Why Mediation is a Great Alternative to Employment Tribunals

July 6, 2023

The Problem with Employment Tribunals

 

If you have ever been involved in an employment dispute, you know that going to an employment tribunal can be expensive, time-consuming, and distracting. That's why more employers are turning to mediation as a better way to resolve disputes with their employees.

When a case goes to an employment tribunal, it can cost a lot of money. Solicitors can charge thousands of pounds just to handle a claim. On top of that, there is the time spent preparing a defence and any awards that may be given to the claimant. It's a big hassle.

 

What is Mediation?

 

Mediation is a voluntary and confidential process that uses an independent third party to help both sides reach an agreement. The mediator is a trained professional who does not take sides or offer opinions. They're there to help find a solution that works for everyone.

Mediation is a much better approach than going to court because it's more constructive.Instead of trying to win, both sides work together to find a resolution.

 

The Benefits of Mediation

 

There are several benefits to choosing mediation over an employment tribunal. First,it's usually much cheaper. Mediation costs a fraction of what it would cost to defend a tribunal claim.

Second, mediation is faster. There's no backlog like there is with tribunals, so disputes can be resolved quickly. And because it's a collaborative process, the mediator can help parties to explore solutions that are more flexible than just a financial settlement.

Third, mediation is confidential. The result doesn't become public knowledge, unlike tribunal judgments which are published online. 

Lastly, mediation saves a lot of management time. According to a survey, employers spend an average of six days on a disciplinary case and five days on a grievance. Mediation can help resolve these issues more efficiently.

 

How Mediation Works

 

During mediation, the mediator doesn't advise either party. They remain impartial and encourage both sides to speak openly. It's important for both parties to have legal advice to understand the consequences of any agreement.

The process starts with each side providing a summary of their case. They agree on a venue and sign a mediation agreement that includes confidentiality. Then,each party goes to a separate room and the mediator moves between them, asking questions and gathering facts. 

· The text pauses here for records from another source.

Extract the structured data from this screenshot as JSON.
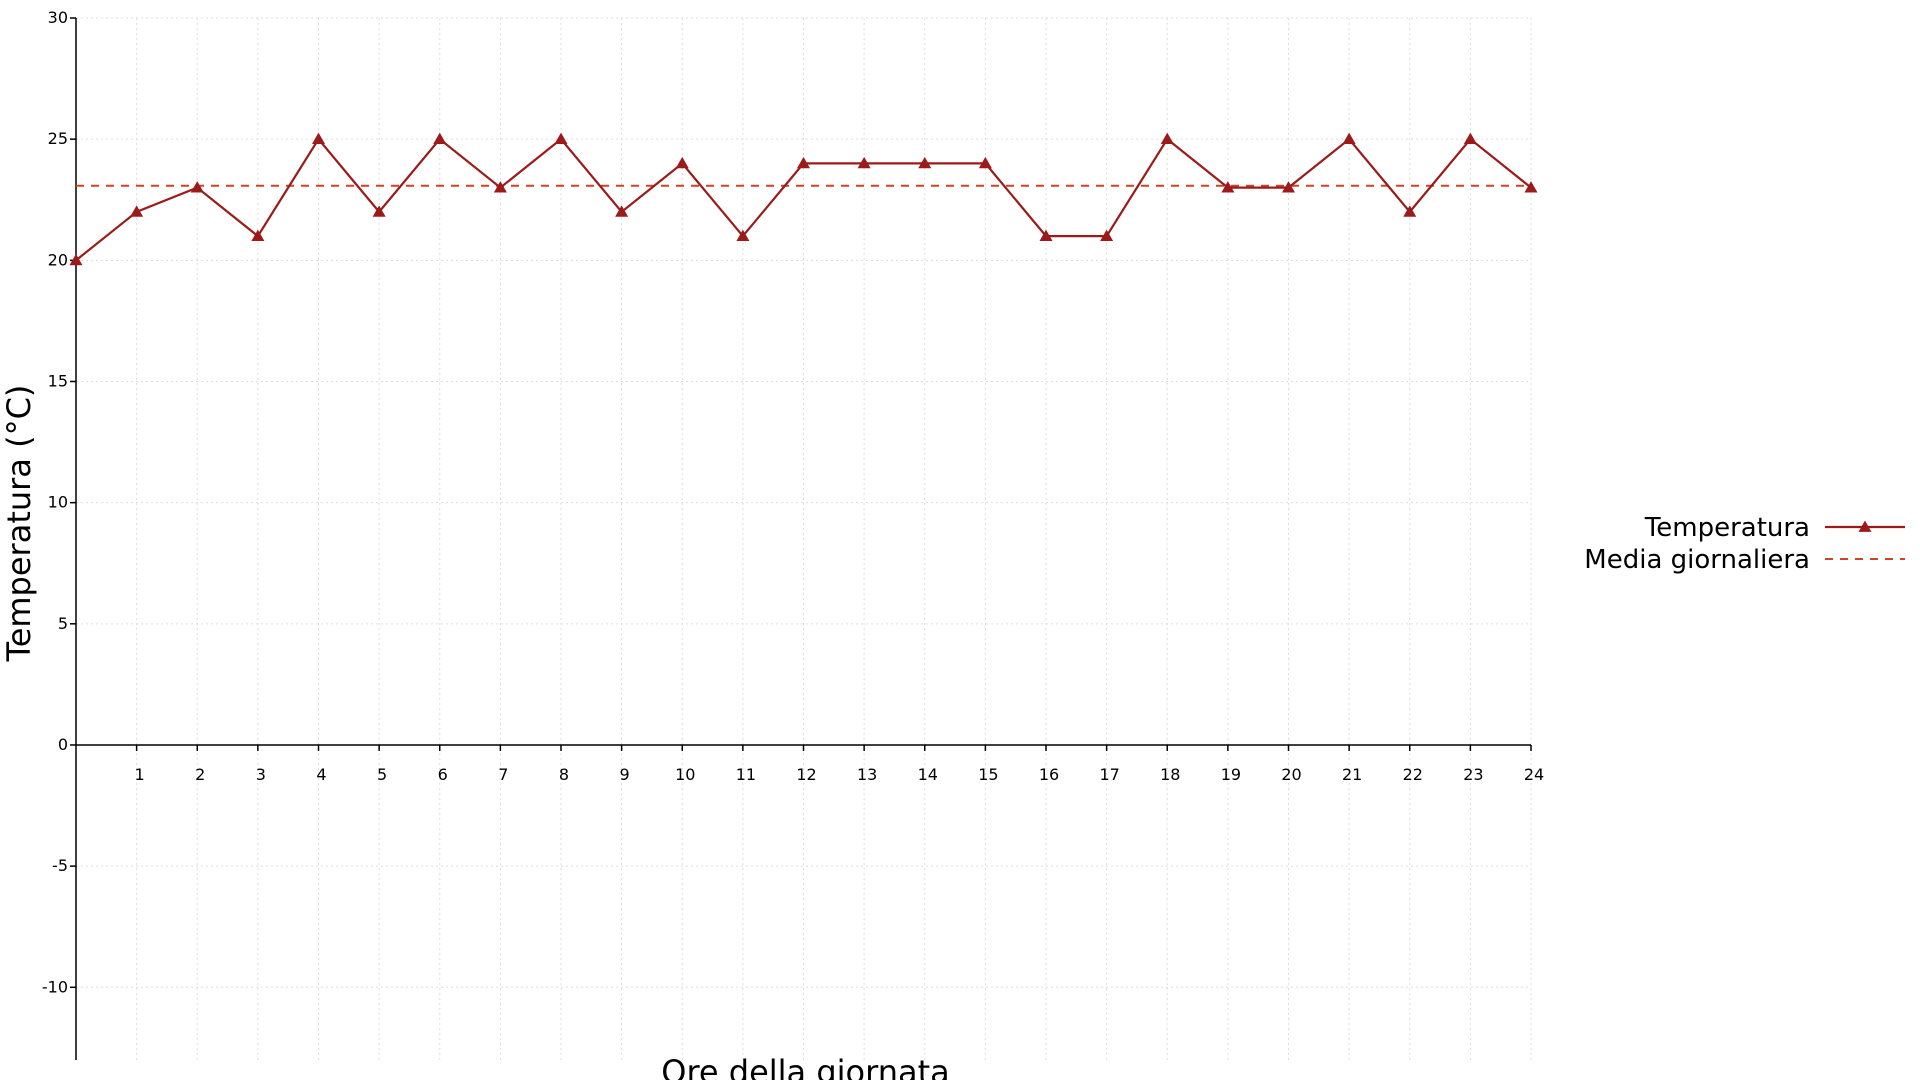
{
  "chart_data": {
    "type": "line",
    "title": "",
    "xlabel": "Ore della giornata",
    "ylabel": "Temperatura (°C)",
    "x": [
      0,
      1,
      2,
      3,
      4,
      5,
      6,
      7,
      8,
      9,
      10,
      11,
      12,
      13,
      14,
      15,
      16,
      17,
      18,
      19,
      20,
      21,
      22,
      23,
      24
    ],
    "x_tick_labels": [
      "1",
      "2",
      "3",
      "4",
      "5",
      "6",
      "7",
      "8",
      "9",
      "10",
      "11",
      "12",
      "13",
      "14",
      "15",
      "16",
      "17",
      "18",
      "19",
      "20",
      "21",
      "22",
      "23",
      "24"
    ],
    "y_tick_labels": [
      "-10",
      "-5",
      "0",
      "5",
      "10",
      "15",
      "20",
      "25",
      "30"
    ],
    "xlim": [
      0,
      24
    ],
    "ylim": [
      -13,
      30
    ],
    "grid": true,
    "legend_position": "right",
    "series": [
      {
        "name": "Temperatura",
        "values": [
          20,
          22,
          23,
          21,
          25,
          22,
          25,
          23,
          25,
          22,
          24,
          21,
          24,
          24,
          24,
          24,
          21,
          21,
          25,
          23,
          23,
          25,
          22,
          25,
          23
        ],
        "color": "#9b1b1b",
        "marker": "triangle",
        "line_style": "solid"
      },
      {
        "name": "Media giornaliera",
        "constant_value": 23.08,
        "color": "#cc4422",
        "line_style": "dashed"
      }
    ],
    "axis_color": "#000000",
    "grid_color": "#dddddd"
  }
}
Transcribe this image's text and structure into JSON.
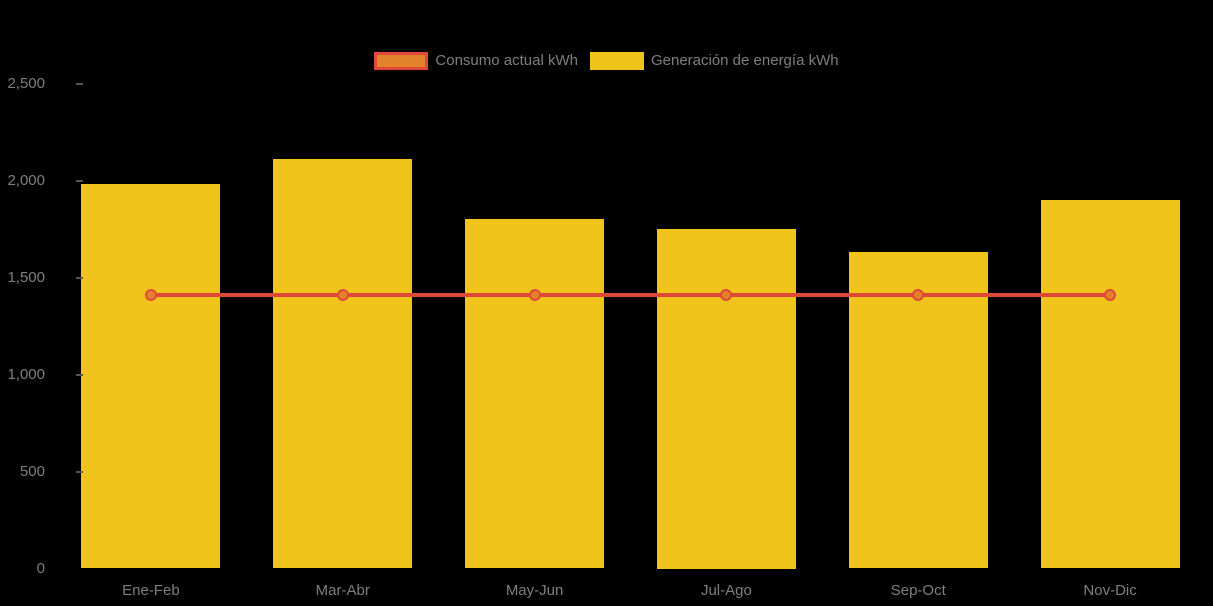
{
  "chart_data": {
    "type": "bar",
    "categories": [
      "Ene-Feb",
      "Mar-Abr",
      "May-Jun",
      "Jul-Ago",
      "Sep-Oct",
      "Nov-Dic"
    ],
    "series": [
      {
        "name": "Consumo actual kWh",
        "type": "line",
        "values": [
          1410,
          1410,
          1410,
          1410,
          1410,
          1410
        ],
        "color_stroke": "#E0483A",
        "color_fill": "#E2832C"
      },
      {
        "name": "Generación de energía kWh",
        "type": "bar",
        "values": [
          1980,
          2110,
          1800,
          1750,
          1630,
          1900
        ],
        "color": "#F0C41B"
      }
    ],
    "title": "",
    "xlabel": "",
    "ylabel": "",
    "ylim": [
      0,
      2500
    ],
    "yticks": [
      0,
      500,
      1000,
      1500,
      2000,
      2500
    ],
    "ytick_labels": [
      "0",
      "500",
      "1,000",
      "1,500",
      "2,000",
      "2,500"
    ],
    "grid": false,
    "legend_position": "top",
    "background_color": "#000000",
    "text_color": "#7F7F7F"
  }
}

There are some ground rules that must be agreed upon for mediation to work. These include confidentiality, recognising the mediator's impartiality, and agreeing to share costs. Any agreement reached is binding and enforceable by the courts.

 

The Importance of Openness

 

The mediator remains neutral and asks open-ended questions to help the parties find their own solutions. Sometimes, there's an open session where every one introduces themselves and explains what led to the mediation. Then, there are individual sessions where parties can disclose more information.

The goal is to find the best way forward while preserving relationships.

 

Preparation is Key

 

Just like you wouldn't go to court unprepared, you shouldn't go to mediation without preparation. Parties should have a position statement and evidence that outlines their case and offers a solution. 

Not all mediations lead to a settlement, but at least both parties will understand each other's positions and how far they're willing to go to find a resolution.Mediation can lead to creative solutions that wouldn't be possible in a tribunal.